Ramblings about Violence

Juan Cole reminds us that the Virginia Tech massacre is a blip on the radar compared to the slaughter occurring every day of the week in Iraq.

They have two Virginia Tech-style attacks every single day. Virginia Tech will be gone from the headlines and the air waves by next week this time in the US, though the families of the victims will grieve for a lifetime. But next Tuesday I will come out here and report to you that 64 Iraqis have been killed in political violence. And those will mainly be the ones killed by bombs and mortars. They are only 13% of the total; most Iraqis killed violently, perhaps 500 a day throughout the country if you count criminal and tribal violence, are just shot down. |Informed Comment|

IraqSlogger points out that the violence against Iraqi students and faculty is destroying the educational system within Iraq.

One tragedy is not better or worse than the other... these are all tragedies.

But no one has any idea how to stop the violence here or abroad. We cannot even agree on what causes the violence.

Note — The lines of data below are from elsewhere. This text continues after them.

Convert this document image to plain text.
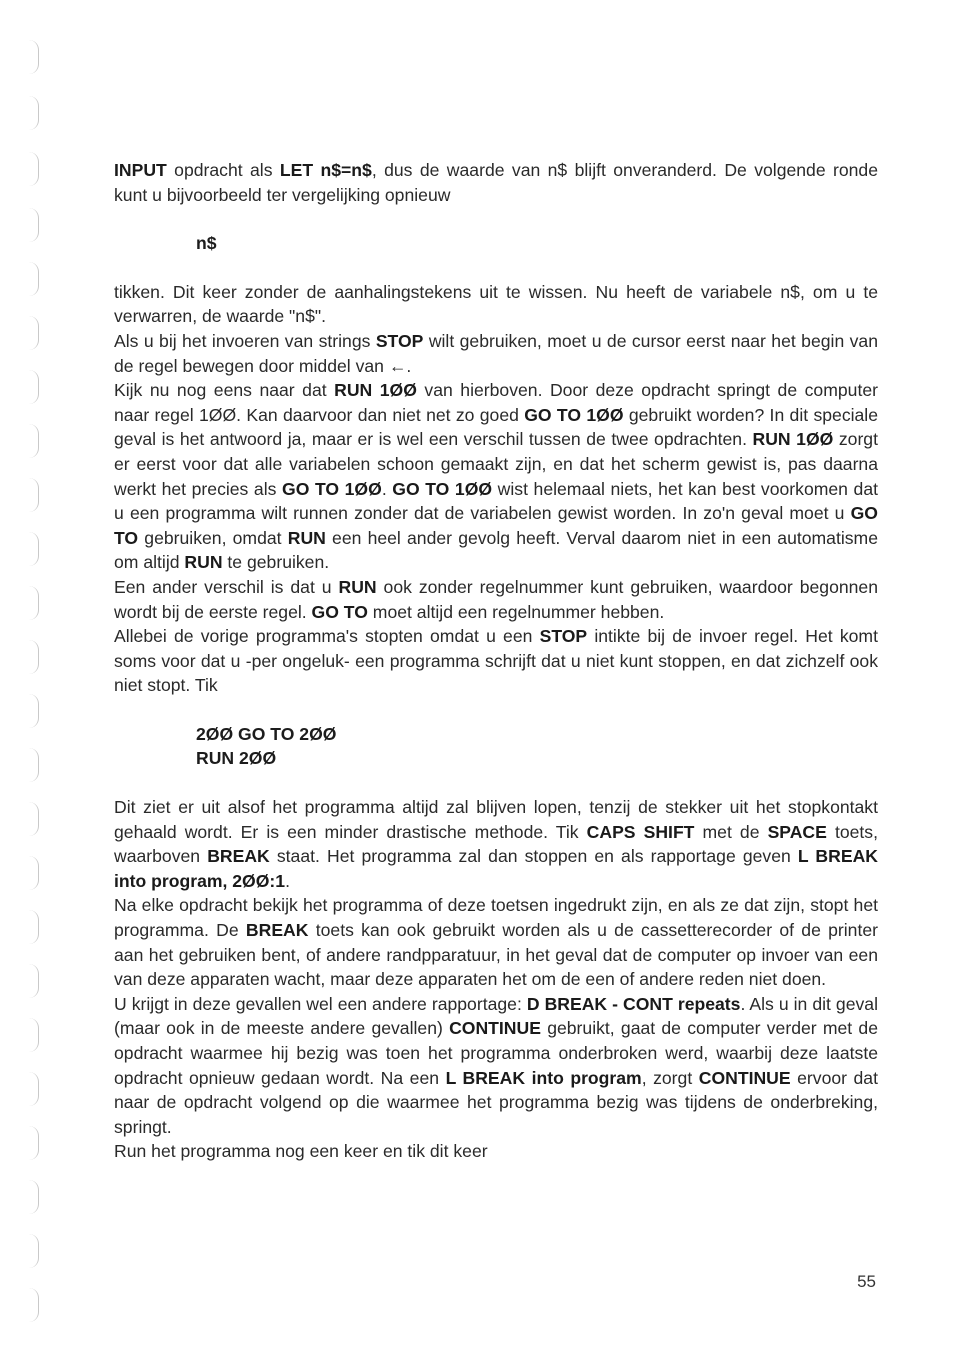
INPUT opdracht als LET n$=n$, dus de waarde van n$ blijft onveranderd. De volgende ronde kunt u bijvoorbeeld ter vergelijking opnieuw

n$

tikken. Dit keer zonder de aanhalingstekens uit te wissen. Nu heeft de variabele n$, om u te verwarren, de waarde "n$".

Als u bij het invoeren van strings STOP wilt gebruiken, moet u de cursor eerst naar het begin van de regel bewegen door middel van ←.

Kijk nu nog eens naar dat RUN 1ØØ van hierboven. Door deze opdracht springt de computer naar regel 1ØØ. Kan daarvoor dan niet net zo goed GO TO 1ØØ gebruikt worden? In dit speciale geval is het antwoord ja, maar er is wel een verschil tussen de twee opdrachten. RUN 1ØØ zorgt er eerst voor dat alle variabelen schoon gemaakt zijn, en dat het scherm gewist is, pas daarna werkt het precies als GO TO 1ØØ. GO TO 1ØØ wist helemaal niets, het kan best voorkomen dat u een programma wilt runnen zonder dat de variabelen gewist worden. In zo'n geval moet u GO TO gebruiken, omdat RUN een heel ander gevolg heeft. Verval daarom niet in een automatisme om altijd RUN te gebruiken.

Een ander verschil is dat u RUN ook zonder regelnummer kunt gebruiken, waardoor begonnen wordt bij de eerste regel. GO TO moet altijd een regelnummer hebben.

Allebei de vorige programma's stopten omdat u een STOP intikte bij de invoer regel. Het komt soms voor dat u -per ongeluk- een programma schrijft dat u niet kunt stoppen, en dat zichzelf ook niet stopt. Tik

2ØØ GO TO 2ØØ
RUN 2ØØ

Dit ziet er uit alsof het programma altijd zal blijven lopen, tenzij de stekker uit het stopkontakt gehaald wordt. Er is een minder drastische methode. Tik CAPS SHIFT met de SPACE toets, waarboven BREAK staat. Het programma zal dan stoppen en als rapportage geven L BREAK into program, 2ØØ:1.

Na elke opdracht bekijk het programma of deze toetsen ingedrukt zijn, en als ze dat zijn, stopt het programma. De BREAK toets kan ook gebruikt worden als u de cassetterecorder of de printer aan het gebruiken bent, of andere randpparatuur, in het geval dat de computer op invoer van een van deze apparaten wacht, maar deze apparaten het om de een of andere reden niet doen.

U krijgt in deze gevallen wel een andere rapportage: D BREAK - CONT repeats. Als u in dit geval (maar ook in de meeste andere gevallen) CONTINUE gebruikt, gaat de computer verder met de opdracht waarmee hij bezig was toen het programma onderbroken werd, waarbij deze laatste opdracht opnieuw gedaan wordt. Na een L BREAK into program, zorgt CONTINUE ervoor dat naar de opdracht volgend op die waarmee het programma bezig was tijdens de onderbreking, springt.

Run het programma nog een keer en tik dit keer

55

I rarely visit NRO but the Bellman pointed me there with some recent criticism of their wacked out views and I ran across an article by John O'Sullivan that discusses the lessons to be learned from this tragedy:

Lessons will undoubtedly be drawn from this so that we may avert such tragedies in future. Some will be technical — greater controls on guns. Some will be moral — attempts to make our culture less brutal and obsessed with violence. Some will be medical — seeking to discover and treat in advance the personality traits that are associated with these crimes.

Some of these are sensible ideas...Some are palliatives to make us feel better...Some are interesting but also sinister, such as the therapeutic notion of preventing and punishing crimes before they happen.

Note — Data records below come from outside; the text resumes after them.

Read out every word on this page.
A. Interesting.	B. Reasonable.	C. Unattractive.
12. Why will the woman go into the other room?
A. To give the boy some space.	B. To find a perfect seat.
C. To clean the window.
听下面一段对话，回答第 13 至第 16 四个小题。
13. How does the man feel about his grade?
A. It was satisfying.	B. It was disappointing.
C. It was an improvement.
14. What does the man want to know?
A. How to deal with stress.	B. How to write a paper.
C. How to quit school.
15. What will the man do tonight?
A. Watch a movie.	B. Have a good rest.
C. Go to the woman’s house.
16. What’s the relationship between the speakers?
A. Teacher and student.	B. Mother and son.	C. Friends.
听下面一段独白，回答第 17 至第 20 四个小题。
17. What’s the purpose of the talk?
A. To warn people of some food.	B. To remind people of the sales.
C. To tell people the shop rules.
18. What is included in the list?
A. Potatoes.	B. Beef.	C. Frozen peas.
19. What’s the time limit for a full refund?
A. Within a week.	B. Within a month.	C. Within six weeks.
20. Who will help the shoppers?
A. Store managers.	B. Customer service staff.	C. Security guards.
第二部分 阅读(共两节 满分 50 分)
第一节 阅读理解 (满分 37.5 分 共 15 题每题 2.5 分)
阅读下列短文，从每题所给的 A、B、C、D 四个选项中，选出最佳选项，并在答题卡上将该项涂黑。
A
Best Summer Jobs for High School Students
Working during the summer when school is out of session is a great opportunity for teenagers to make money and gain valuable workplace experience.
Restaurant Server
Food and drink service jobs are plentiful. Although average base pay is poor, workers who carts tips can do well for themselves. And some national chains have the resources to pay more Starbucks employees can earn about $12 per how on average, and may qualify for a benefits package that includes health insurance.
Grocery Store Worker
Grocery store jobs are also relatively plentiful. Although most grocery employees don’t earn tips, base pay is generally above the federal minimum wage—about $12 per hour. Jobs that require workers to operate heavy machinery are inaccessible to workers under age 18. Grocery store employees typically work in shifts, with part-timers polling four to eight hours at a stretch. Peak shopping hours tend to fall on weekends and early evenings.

None, however, seems up to the task of defeating radical evil when it appears. |NRO| (emphasis added)
I'm with him all the way to the end... and then he just becomes incoherent in my view. I don't think that evil is a useful concept in moral discourse, it's just emotive and not helpful, whatever one dislikes or fears becomes "evil". But I'm intrigued by his use of the the adjective radical.

To my mind his talk of evil is simply another palliative, something to soothe his troubled mind, blaming our problems on superstitions and Biblical fictions.

He wants to blame Hollywood movies and our "debased culture", he thinks gun control is a palliative.

Personally, I'd like to see more funding and treatment for mental health issues and more restrictions on the sale of firearms.

I'm a gun owner and gun enthusiast myself, but I've been saying for years that no one should be able to buy a gun without talking to a psychologist. Only stable, well-balanced people should be allowed to own firearms.

I'll also admit that there are certain situations where we have quite a bit of empirical evidence that even well-adjusted people go a bit crazy such as divorce or the death of a child... but I won't even bother to address these issues when we cannot even get a waiting period for firearms enacted.

I'm not sure how Mr. O'Sullivan and I could ever agree on good public policy when we cannot even agree on the existence of evil.